Авиньон — это прежде всего театр для молодых, которые, как паломники, спешат в эту Мекку гуманизма. Едут на велосипедах, поездах, машинах, чаще автостопом, идут пешком. Во время фестиваля Авиньон превращается в гигантский кемпинг. О гостиницах нечего думать, там дерут втридорога и места нарасхват, поэтому спят где попало — в автомобилях, на садовых скамейках, на сеновале, в палатках или просто в спальных мешках на свежем воздухе. Некоторые затягивают потуже пояски, чтобы купить билеты на все спектакли. Многие поступают, как молоденькая учительница из Бордо, которая уже неделю ест только булку и запивает ее водой из-под крана, зато у нее есть места на все представления с Жераром.
При звуках барабанной дроби огромный амфитеатр Авиньона заполняется до отказа: сидят на перилах, в проходах, на принесенных соломенных раскладных стульях.

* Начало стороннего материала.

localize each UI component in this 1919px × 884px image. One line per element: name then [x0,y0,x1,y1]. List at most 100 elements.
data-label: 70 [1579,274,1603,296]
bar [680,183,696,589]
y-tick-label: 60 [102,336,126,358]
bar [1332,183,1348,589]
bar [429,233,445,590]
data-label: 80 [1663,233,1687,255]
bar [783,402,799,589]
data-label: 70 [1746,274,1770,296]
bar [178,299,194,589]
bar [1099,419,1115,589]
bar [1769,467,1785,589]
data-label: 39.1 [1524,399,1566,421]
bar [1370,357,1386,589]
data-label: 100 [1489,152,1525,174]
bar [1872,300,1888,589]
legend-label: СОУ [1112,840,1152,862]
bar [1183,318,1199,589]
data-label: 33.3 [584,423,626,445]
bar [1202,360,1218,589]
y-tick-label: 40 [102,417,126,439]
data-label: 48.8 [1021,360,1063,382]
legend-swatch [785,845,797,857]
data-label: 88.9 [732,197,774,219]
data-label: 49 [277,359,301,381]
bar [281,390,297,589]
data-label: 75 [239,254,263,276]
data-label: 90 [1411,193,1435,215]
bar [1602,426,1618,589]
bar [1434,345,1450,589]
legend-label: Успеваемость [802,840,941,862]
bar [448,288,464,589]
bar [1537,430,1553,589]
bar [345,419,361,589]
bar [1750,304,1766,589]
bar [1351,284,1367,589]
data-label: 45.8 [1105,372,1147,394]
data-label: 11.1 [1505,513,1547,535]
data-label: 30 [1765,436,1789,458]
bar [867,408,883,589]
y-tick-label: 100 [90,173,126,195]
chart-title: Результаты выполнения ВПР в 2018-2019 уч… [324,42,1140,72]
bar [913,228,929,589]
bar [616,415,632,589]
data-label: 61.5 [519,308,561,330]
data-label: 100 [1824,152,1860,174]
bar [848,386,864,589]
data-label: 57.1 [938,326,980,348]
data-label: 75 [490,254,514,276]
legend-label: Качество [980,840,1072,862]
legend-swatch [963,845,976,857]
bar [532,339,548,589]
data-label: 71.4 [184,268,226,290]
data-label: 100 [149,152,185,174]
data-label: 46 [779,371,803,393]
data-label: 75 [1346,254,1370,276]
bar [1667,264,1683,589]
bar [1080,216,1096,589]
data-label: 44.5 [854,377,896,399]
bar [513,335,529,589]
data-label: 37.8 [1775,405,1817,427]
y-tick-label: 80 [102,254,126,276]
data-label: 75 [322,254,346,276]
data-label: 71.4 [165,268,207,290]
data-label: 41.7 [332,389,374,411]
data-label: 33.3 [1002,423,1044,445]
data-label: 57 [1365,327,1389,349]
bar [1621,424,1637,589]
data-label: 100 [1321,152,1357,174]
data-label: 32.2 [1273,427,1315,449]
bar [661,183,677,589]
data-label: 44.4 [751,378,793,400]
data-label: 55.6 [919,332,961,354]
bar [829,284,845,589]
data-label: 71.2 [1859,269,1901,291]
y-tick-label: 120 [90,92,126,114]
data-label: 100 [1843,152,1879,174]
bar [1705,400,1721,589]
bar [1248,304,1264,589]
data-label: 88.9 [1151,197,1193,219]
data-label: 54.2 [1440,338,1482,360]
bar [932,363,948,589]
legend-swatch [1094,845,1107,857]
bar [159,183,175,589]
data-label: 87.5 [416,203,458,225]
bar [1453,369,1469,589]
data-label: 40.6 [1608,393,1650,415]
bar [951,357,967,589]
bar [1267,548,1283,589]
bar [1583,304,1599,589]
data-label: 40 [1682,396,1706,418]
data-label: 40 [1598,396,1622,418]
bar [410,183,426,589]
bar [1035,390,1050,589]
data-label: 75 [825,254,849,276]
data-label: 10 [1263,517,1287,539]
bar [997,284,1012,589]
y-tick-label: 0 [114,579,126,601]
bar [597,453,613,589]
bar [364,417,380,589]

Сразу воцаряется гробовая тишина, никто не аплодирует актерам, один за другим выходящим на подмостки. Даже Жерару. Но под конец спектакля — лавина, буйный шквал рукоплесканий, от которого, кажется, рухнут дворцовые своды и треснут вековые каменные глыбы. Все встают, кричат, размахивают руками, и новый, незабываемый спектакль начинается уже после представления.
Выходя из папского двора, еще вчера незнакомые люди берутся за руки, приплясывают на месте, распевая полюбившиеся мелодии Мориса Жарра. Никто и не собирается ложиться спать, хотя время уже за полночь. Звенят гитары, водят хороводы, все друг с другом на ты. Гомонят, куролесят, делятся впечатлениями и тут же сами разыгрывают сценки из только что виденного спектакля. И так до четырех утра, пока у ажанов не лопнет терпение и они не примутся разгонять ночных гуляк-театралов.
Не дают спать и Вилару. Его окно в гостинице «Оберж де Франс» выходит на круглую площадь, содрогающуюся от молодых, резких голосов. Он натягивает халат и выходит на балкон.
— Браво, господин Вилар! Замечательно выдали «Сида»! Кто мог подумать, что эта старая рухлядь чего-то стоит! Может, со временем поставите кого-нибудь помоложе?
— А правда, будто сейчас во всем мире театральный кризис?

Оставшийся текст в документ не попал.